Additional collateral postings upon downgrade are estimated based on the factors in the individual collateral posting provisions of the CSA with each counterparty and current exposure as of September 30, 2014. Factors considered in estimating the termination payments upon downgrade include current market conditions, the complexity of the derivative transactions, historical termination experience and other observable market events such as bankruptcy and downgrade events that have occurred at other companies. Our estimates are also based on the assumption that counterparties will terminate based on their net exposure to us. The actual termination payments could significantly differ from our estimates given market conditions at the time of downgrade and the level of uncertainty in estimating both the number of counterparties who may elect to exercise their right to terminate and the payment that may be triggered in connection with any such exercise.

Hybrid Securities with Embedded Credit Derivatives

We invest in hybrid securities (such as credit-linked notes) with the intent of generating income, and not specifically to acquire exposure to embedded derivative risk. As is the case with our other investments in RMBS, CMBS, CDOs and ABS, our investments in these hybrid securities are exposed to losses only up to the amount of our initial investment in the hybrid security. Other than our initial investment in the hybrid securities, we have no further obligation to make payments on the embedded credit derivatives in the related hybrid securities.

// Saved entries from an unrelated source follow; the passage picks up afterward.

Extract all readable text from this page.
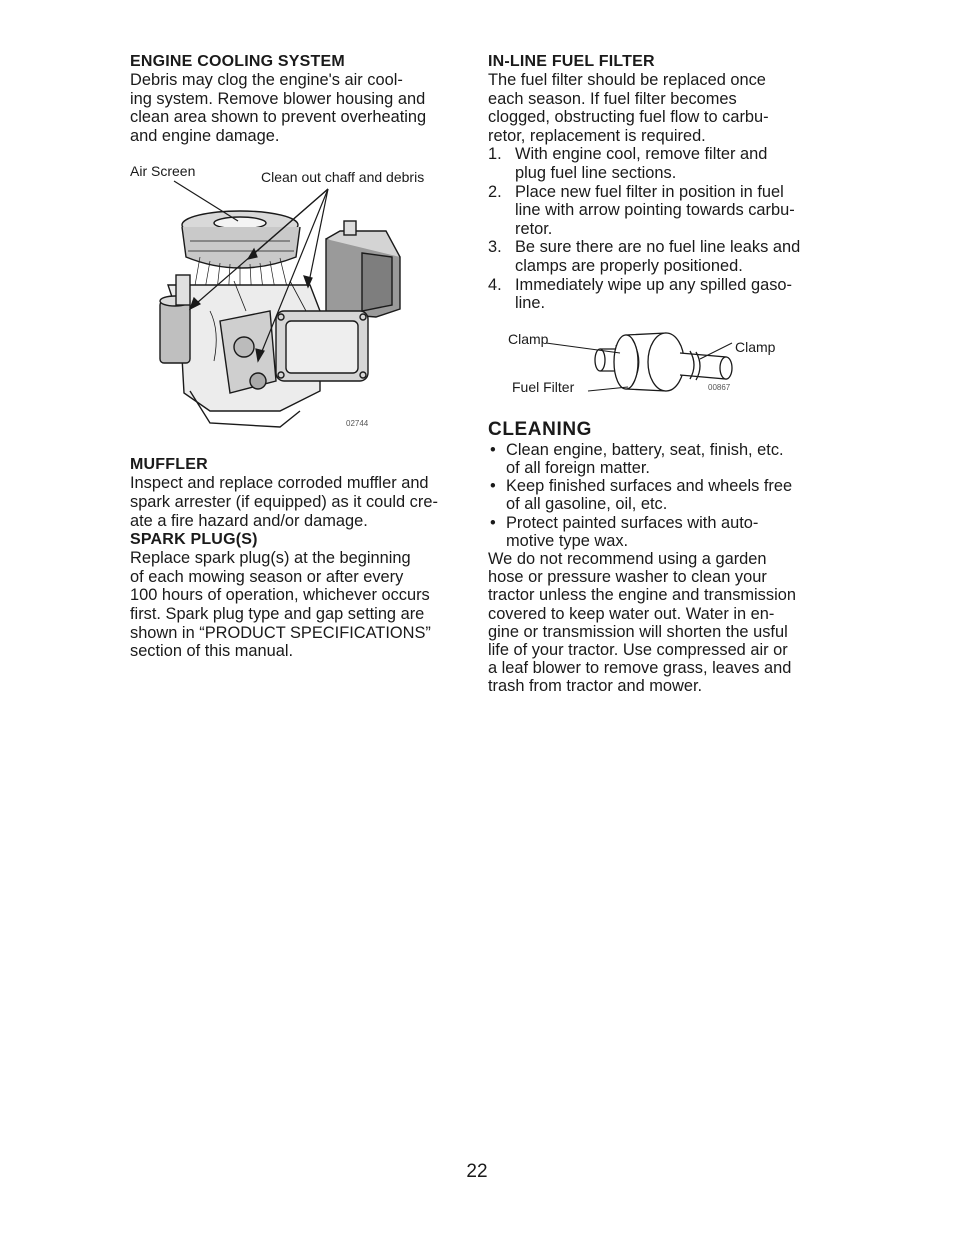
ENGINE COOLING SYSTEM

Debris may clog the engine's air cool-
ing system. Remove blower housing and
clean area shown to prevent overheating
and engine damage.

Air Screen	Clean out chaff and debris
02744
MUFFLER

Inspect and replace corroded muffler and
spark arrester (if equipped) as it could cre-
ate a fire hazard and/or damage.

SPARK PLUG(S)

Replace spark plug(s) at the beginning
of each mowing season or after every
100 hours of operation, whichever occurs
first. Spark plug type and gap setting are
shown in “PRODUCT SPECIFICATIONS”
section of this manual.

IN-LINE FUEL FILTER

The fuel filter should be replaced once
each season. If fuel filter becomes
clogged, obstructing fuel flow to carbu-
retor, replacement is required.

1. With engine cool, remove filter and
plug fuel line sections.
2. Place new fuel filter in position in fuel
line with arrow pointing towards carbu-
retor.
3. Be sure there are no fuel line leaks and
clamps are properly positioned.
4. Immediately wipe up any spilled gaso-
line.
Clamp	Clamp
Fuel Filter	00867
CLEANING
• Clean engine, battery, seat, finish, etc.
of all foreign matter.
• Keep finished surfaces and wheels free
of all gasoline, oil, etc.
• Protect painted surfaces with auto-
motive type wax.

We do not recommend using a garden
hose or pressure washer to clean your
tractor unless the engine and transmission
covered to keep water out. Water in en-
gine or transmission will shorten the usful
life of your tractor. Use compressed air or
a leaf blower to remove grass, leaves and
trash from tractor and mower.

22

We elect to account for our investments in these hybrid securities with embedded written credit derivatives at fair value, with changes in fair value recognized in Net investment income and Other income. Our investments in these hybrid securities are reported as Other bond securities in the Consolidated Balance Sheets. The fair values of these hybrid securities were $6.1 billion and $6.4 billion at September 30, 2014 and December 31, 2013, respectively. These securities have par amounts of $12.1 billion and $13.4 billion at September 30, 2014 and December 31, 2013, respectively, and have remaining stated maturity dates that extend to 2052.